Partindo deste pressuposto, o nosso primeiro-ministro devia receber 104.000$00 (cento e quatro mil escudos).

O vice-primeiro ministro, como meu ex-vizinho na Achadinha de Cima, Pé de Monte, é uma pessoa do bem. Sei que está muito preocupado com o clima de insegurança que grassa na cidade da Praia. Que sabe que neste momento todos os praienses estão no corredor da morte e que o risco de circular atrás da casa dos nossos pais, a partir das 18h00, é igual ou superior ao da favela de Heliópolis, no Estado de Bahia, no Brasil.

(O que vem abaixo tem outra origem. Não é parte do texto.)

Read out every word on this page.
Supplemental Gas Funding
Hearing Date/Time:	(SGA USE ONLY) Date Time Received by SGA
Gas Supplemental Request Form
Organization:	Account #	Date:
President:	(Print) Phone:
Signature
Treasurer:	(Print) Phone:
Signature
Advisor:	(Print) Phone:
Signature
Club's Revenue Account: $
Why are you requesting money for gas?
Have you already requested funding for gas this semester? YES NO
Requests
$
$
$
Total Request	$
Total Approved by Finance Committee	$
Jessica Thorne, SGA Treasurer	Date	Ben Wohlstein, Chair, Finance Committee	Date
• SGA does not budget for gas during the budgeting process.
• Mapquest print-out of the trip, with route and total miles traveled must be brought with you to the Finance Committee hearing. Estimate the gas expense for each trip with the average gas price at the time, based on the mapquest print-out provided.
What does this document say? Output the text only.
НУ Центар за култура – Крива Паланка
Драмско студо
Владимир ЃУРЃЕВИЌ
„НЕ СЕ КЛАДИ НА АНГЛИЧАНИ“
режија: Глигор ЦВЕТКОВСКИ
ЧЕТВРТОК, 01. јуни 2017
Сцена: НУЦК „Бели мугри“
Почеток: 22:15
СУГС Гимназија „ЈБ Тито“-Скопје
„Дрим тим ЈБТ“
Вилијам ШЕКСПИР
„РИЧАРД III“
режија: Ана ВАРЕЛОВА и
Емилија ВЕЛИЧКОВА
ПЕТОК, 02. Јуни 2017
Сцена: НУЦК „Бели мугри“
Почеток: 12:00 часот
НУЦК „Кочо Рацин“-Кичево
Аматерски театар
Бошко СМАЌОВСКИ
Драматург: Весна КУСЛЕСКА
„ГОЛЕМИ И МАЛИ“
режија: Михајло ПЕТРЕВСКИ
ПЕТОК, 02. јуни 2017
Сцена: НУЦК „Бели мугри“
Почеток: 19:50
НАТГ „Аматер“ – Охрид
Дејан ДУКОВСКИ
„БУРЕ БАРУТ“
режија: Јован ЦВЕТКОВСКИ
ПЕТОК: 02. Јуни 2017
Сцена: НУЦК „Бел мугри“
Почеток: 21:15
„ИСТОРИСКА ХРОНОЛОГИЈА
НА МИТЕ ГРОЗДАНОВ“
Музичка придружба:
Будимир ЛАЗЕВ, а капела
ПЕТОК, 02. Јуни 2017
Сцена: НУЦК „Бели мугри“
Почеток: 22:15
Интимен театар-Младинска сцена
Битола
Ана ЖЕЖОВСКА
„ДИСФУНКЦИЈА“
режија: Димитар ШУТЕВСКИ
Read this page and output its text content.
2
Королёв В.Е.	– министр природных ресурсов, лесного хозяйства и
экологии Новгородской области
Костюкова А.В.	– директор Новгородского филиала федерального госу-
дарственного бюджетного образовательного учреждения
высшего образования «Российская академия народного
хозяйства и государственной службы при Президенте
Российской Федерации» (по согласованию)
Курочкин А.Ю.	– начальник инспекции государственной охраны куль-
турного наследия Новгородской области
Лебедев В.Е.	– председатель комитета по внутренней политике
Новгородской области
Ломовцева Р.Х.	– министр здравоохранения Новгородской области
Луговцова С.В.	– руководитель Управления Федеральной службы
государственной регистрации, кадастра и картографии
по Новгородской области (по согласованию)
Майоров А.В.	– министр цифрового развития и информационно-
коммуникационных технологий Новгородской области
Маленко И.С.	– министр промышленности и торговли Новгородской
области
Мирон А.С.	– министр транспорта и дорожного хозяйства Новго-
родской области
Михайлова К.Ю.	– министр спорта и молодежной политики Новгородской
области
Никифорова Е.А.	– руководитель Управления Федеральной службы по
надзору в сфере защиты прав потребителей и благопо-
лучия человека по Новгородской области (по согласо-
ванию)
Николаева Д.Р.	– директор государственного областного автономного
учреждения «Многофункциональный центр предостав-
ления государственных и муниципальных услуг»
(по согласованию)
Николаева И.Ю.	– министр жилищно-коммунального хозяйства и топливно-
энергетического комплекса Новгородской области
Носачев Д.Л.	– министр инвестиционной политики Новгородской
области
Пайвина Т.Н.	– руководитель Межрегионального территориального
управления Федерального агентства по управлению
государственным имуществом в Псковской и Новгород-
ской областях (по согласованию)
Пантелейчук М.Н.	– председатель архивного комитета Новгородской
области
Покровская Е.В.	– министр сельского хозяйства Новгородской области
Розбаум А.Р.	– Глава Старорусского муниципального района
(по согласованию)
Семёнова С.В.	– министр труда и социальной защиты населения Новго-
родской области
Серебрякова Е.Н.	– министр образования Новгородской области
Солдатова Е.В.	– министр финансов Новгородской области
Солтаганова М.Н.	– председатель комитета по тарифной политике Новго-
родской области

Sei que enquanto vice-primeiro ministro, está com dó das pessoas que estão a dar entrada nas morgues dos hospitais do país, devido à onda de criminalidade. Também estou convencido que se fosse primeiro-ministro, o ministro que tutela a pasta da segurança interna estaria livre, para se dedicar a outras atividades como, por exemplo, manter-se informado sobre as publicações no Facebook

Este país que é considerado bem governado, não consegue garantir a segurança da sua população. Os crimes passaram a ser pouco divulgados, para não prejudicar o turismo e a imagem do país. No entanto, até 2016, havia plantão de serviço na porta das urgências dos hospitais que passavam as notícias de feridos e mortes, na hora, e a conferência de imprensa era diária, por parte da oposição que criticava severamente a situação. Mudam-se os tempos, os protagonistas e as vontades!

Quando o Superintendente de uma instituição como a Igreja Nazareno, vem à comunicação social dizer que chamou a televisão porque está afrontado com os assaltos a quase todas as igrejas na Praia; uma delas situada numa zona privilegiada, a 12 (doze) metros, de uma embaixada que é da maior potência mundial, cercada de câmaras de videovigilância, com segurança privada e da Polícia Nacional, durante 24h00 por dia, dá para perceber o inferno em que vivem as pessoas de Achadinha, Castelão, Águas fundas, Alto da Glória, Safende, Ponta d´Água, etc.

Tinha alguma expectativa, em como o governo, como manda a boa educação, daria uma explicação pública à situação relatada pelo Superintendente, mas como este governo considera-se um gigante, um ser superior e os restantes mortais uns mosquitinhos, não deu nenhum cavaco a uma figura tão ilustre e respeitada. A comunicação é fundamental. O queixoso deve ser informado periodicamente sobre o andamento do processo. Infelizmente, em Cabo Verde, as autoridades de investigação criminal não dão qualquer cavaco aos queixosos.

 Com esta democracia e governação de nova vaga, apenas nos resta fazer como cantou o Gil Semedo:

 "Midjor nu fitxa nos odju nu finge ma nu ka sa ta odja

 Midjor nu pila nos badju pa nu esqueci es mundo (Cabo Verde) mariadu."